Durante a entrevista, Zema fez uma comparação com os Estados Unidos, onde crianças podem realizar atividades como a entrega de jornais e são remuneradas por isso. Ele compartilhou sua experiência pessoal, revelando que começou a trabalhar aos 5 anos, ajudando seu pai, e obteve sua Carteira de Trabalho aos 14. O pré-candidato enfatizou que, embora a educação deva ser prioritária para as crianças, ele acredita que tarefas simples que se alinhem à faixa etária não representam um risco ou prejuízo ao desenvolvimento.
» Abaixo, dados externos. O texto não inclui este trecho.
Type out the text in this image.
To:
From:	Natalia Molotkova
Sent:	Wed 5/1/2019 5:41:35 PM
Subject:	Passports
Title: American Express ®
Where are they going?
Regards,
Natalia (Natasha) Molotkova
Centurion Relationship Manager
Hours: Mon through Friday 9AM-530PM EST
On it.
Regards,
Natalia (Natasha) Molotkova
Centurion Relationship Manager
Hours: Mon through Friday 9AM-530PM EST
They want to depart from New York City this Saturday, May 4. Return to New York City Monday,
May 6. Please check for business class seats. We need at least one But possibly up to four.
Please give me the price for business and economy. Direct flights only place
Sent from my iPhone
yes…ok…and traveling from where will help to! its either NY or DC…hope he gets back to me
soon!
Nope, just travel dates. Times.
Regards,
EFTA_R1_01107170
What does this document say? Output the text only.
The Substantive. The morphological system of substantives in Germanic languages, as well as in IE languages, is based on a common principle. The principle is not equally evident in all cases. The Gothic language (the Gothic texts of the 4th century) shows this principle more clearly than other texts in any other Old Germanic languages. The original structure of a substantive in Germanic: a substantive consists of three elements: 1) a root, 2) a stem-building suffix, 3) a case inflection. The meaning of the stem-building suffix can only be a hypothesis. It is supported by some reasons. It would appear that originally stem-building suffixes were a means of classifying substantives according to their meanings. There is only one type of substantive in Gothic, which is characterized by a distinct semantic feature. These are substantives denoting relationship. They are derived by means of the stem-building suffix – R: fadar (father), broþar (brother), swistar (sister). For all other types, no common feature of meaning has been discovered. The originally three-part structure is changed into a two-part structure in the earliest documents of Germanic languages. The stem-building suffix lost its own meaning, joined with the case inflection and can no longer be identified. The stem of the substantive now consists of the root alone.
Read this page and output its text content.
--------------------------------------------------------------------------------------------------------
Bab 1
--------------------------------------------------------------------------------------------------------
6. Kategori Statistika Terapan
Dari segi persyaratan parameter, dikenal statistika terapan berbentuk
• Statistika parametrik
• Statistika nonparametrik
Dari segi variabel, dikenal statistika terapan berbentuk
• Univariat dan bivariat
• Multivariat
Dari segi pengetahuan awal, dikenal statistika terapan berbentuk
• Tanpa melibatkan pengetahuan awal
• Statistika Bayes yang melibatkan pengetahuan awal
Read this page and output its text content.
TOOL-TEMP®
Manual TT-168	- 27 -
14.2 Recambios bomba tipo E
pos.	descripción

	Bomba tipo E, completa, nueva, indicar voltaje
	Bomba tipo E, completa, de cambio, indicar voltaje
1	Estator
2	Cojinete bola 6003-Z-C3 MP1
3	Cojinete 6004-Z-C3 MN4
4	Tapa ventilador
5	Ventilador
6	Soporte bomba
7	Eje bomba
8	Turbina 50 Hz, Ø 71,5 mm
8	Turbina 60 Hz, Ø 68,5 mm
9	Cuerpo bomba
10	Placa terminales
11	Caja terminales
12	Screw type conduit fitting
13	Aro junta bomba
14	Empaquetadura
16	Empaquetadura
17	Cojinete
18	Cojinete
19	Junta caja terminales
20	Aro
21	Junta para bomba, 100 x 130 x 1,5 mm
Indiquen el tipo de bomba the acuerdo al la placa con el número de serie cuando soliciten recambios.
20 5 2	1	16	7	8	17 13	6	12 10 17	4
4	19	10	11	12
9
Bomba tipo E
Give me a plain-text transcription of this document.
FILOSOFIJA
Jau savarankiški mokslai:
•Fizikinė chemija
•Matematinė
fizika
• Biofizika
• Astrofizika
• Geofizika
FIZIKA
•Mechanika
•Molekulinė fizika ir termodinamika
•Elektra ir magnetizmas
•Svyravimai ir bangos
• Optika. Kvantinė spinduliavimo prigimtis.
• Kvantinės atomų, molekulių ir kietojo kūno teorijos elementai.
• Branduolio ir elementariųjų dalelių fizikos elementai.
A proposta de Zema suscita várias questões e levanta um debate sobre os limites do trabalho infantil e a necessidade de proteger os direitos das crianças, em contraste com a ideia de proporcionar experiências de responsabilidade desde cedo. Críticos podem argumentar que a liberação do trabalho infantil pode levar a abusos e afetar a escolaridade.
As reações à declaração de Zema ainda estão sendo analisadas, e o tema está em evidência, especialmente com as próximas eleições à vista. Este assunto promete ser um dos pontos centrais nas discussões políticas futuras, refletindo divergências entre o cumprimento da legislação que protege os direitos das crianças e a visão de que o trabalho pode oferecer aprendizado e experiência práticas na vida de jovens.